Ringo Starr Releases His First Ever Solo Album in 1970: How Did That Go?
Ringo Starr at Apple Corps© in 1969. Photo by Chris Walter via Getty Images
As The Beatles were breaking up in 1970, Ringo Starr recorded Sentimental Journey, a solo album, which is an odd thing for a drummer to do. Even more strange is the fact that the album isn’t full of songs that Ringo was holding onto throughout his time in the most famous rock band in the world. Instead, Sentimental Journey is an album of standards that were arranged by different friends. At the time of its release it was a strange thing to hear Ringo singing Dixieland jazz and big band arrangements but time has been kind to the drummer’s debut album.
It’s safe to say that Ringo Starr is the member of The Beatles who gets the least recognition. He held things down behind the drums as one of the most influential rock drummers in history, but he was also in a band with John Lennon, Paul McCartney, and George Harrison.
Ringo decided to make an album because he didn’t know what else to do
By 1969 The Beatles were all but over. They were barely speaking to one another as they put the finishing touches on their final album, Let It Be.
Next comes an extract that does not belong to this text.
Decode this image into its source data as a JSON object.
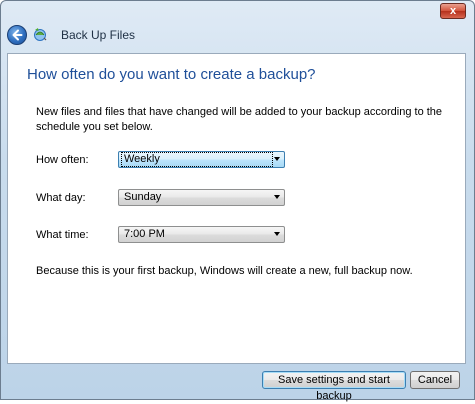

Ringo was unsure about how to spend his days now that he was no longer drumming with the lads from Liverpool. Rather than mope around he found inspiration in his mother - Elsie Starkey. Ringo decided to record an album of songs that his family liked to sing with one another around the home. The songs would be the ones that made his mother happy and not the kind of thing that Beatles were expecting.
Artists from across the musical spectrum arranged songs for the album
After putting together a set of songs to record, Ringo reached out to his friends and musicians that he admired to create new arrangements for him. Quincy Jones, Paul McCartney, and Maurice Gibb each have a hand on the album, and so do less contemporary musicians like Les Reed and Oliver Nelson. The collection of artists on the album give each song a distinct flare. Some songs find Ringo backed by an orchestra while tracks like “Bye Bye Blackbird” have only a few instruments, sounding sparse by comparison. The big orchestral numbers were recorded in various studios in America and the UK, with Ringo adding vocals nearly a year later.
George Martin produced the album
Even though The Beatles were frayed to their seams by this point the team around them was still a working unit. While each song is arranged by a different musician Beatles producer George Martin oversees the album to give it a cohesive feel. This is more or less how the rest of The Beatles worked for their rest of their careers. They would go off and do their own thing, but more often than not they would bring in Martin as an extra hand with production, or one of their old bandmates to lend some of the old magic. As much as Sentimental Journey is an outlier in the work of The Beatles following the group’s demise it set a kind of blueprint for how they’d record for at least the next decade.
The pub on the corner is in Ringo’s old neighborhood
Before he was Ringo Starr, Richard Starkey and the rest of his family would go round to the local pub where they’d cuss, discuss, and sing songs. Their neighborhood pub was the Empress, in Wellington Terrace, off High Park Street in Liverpool. Ringo put the Empress on the cover of his first album as a way to tie everything back to his main source of inspiration - his family. It’s interesting that even though the songs on this album are so disparate that they all tie into a central theme, making Sentimental Journey more of a concept album than anything.
The album wasn’t well received
When the album was released in March, 1970 it had a few things going against it. “Let It Be” was due to be released a couple of months later, and the record didn’t sound anything like The Beatles. Even though the album went to number 7 in the UK and number 22 in the U.S. it still received scathing reviews. Starr’s singing was mocked as was the maudlin tone of the album. John Lennon said that he was “embarrassed” by the album, which is just a terrible thing to say about your friend’s record. One good review came from George Harrison who told the BBC that he though the record was “really nice.”
Sentimental Journey is worth your time
Even if you don’t like standards or big band jazz, Sentimental Journey is worth a listen. It doesn’t have the same mind opening musicality as George Harrison's All Things Must Pass or the pop wizardry of McCartney, but it’s good. And don’t worry about those bad reviews, Ringo ended up scoring a number one hit with his song “Photograph” in 1973 on his third solo album, the self titled Ringo. Sentimental Journey isn’t want you expect and that’s what makes it so good. You can put it on, sing along and forget about the rest of the world for 34 minutes.